Warga juga menyinggung dugaan intimidasi, kriminalisasi terhadap masyarakat yang menolak proyek, hingga keterlibatan aparat keamanan yang menurut mereka semakin memperdalam rasa takut di tengah masyarakat. Pengalaman itulah yang disebut menjadi alasan mengapa kepercayaan terhadap berbagai tawaran dialog semakin memudar.
Sorotan utama surat tersebut diarahkan pada rencana pembentukan Forum Komunikasi Multistakeholder yang digagas UNPAR Bandung, IFTK Ledalero, dan Unika St. Paulus Ruteng. Menurut warga, forum itu tidak akan menghadirkan dialog yang setara karena masyarakat merasa berada pada posisi yang tidak seimbang ketika berhadapan dengan pemerintah, perusahaan, dan aparat negara.
Masyarakat juga menolak mekanisme mediasi, penyelesaian pengaduan (grievance mechanism), maupun tawaran kompensasi.
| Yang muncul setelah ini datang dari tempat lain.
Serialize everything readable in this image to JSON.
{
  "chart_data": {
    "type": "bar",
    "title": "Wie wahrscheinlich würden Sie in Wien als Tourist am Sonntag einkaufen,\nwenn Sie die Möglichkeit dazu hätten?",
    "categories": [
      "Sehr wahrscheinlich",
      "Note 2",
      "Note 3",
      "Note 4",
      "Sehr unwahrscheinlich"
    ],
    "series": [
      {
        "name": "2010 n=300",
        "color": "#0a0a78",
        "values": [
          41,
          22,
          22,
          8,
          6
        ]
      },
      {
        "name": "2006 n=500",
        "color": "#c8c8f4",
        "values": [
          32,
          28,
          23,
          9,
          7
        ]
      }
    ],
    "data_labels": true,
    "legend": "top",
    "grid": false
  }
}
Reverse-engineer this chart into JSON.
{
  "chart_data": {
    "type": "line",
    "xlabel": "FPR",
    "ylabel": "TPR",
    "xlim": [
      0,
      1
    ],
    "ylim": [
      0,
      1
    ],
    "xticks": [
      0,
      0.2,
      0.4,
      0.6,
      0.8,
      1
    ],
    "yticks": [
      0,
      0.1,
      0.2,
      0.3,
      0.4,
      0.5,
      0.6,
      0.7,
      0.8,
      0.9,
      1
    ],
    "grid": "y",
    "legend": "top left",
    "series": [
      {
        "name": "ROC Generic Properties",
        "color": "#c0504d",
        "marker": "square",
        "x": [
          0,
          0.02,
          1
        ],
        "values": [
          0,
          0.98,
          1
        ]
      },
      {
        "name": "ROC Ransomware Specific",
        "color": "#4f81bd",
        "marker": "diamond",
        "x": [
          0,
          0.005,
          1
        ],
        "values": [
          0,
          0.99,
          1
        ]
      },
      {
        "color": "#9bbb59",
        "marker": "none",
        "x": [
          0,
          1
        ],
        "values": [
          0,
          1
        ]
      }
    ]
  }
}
Menurut mereka, tanah leluhur, sumber air, budaya, dan ruang hidup bukanlah komoditas yang dapat dihitung dengan nilai uang.
“Bagaimana mungkin sebuah dialog dikatakan setara ketika satu pihak datang membawa modal, izin, dan aparat, sementara kami hanya berbekal cangkul dan luka trauma?” demikian isi surat yang menggambarkan kegelisahan masyarakat.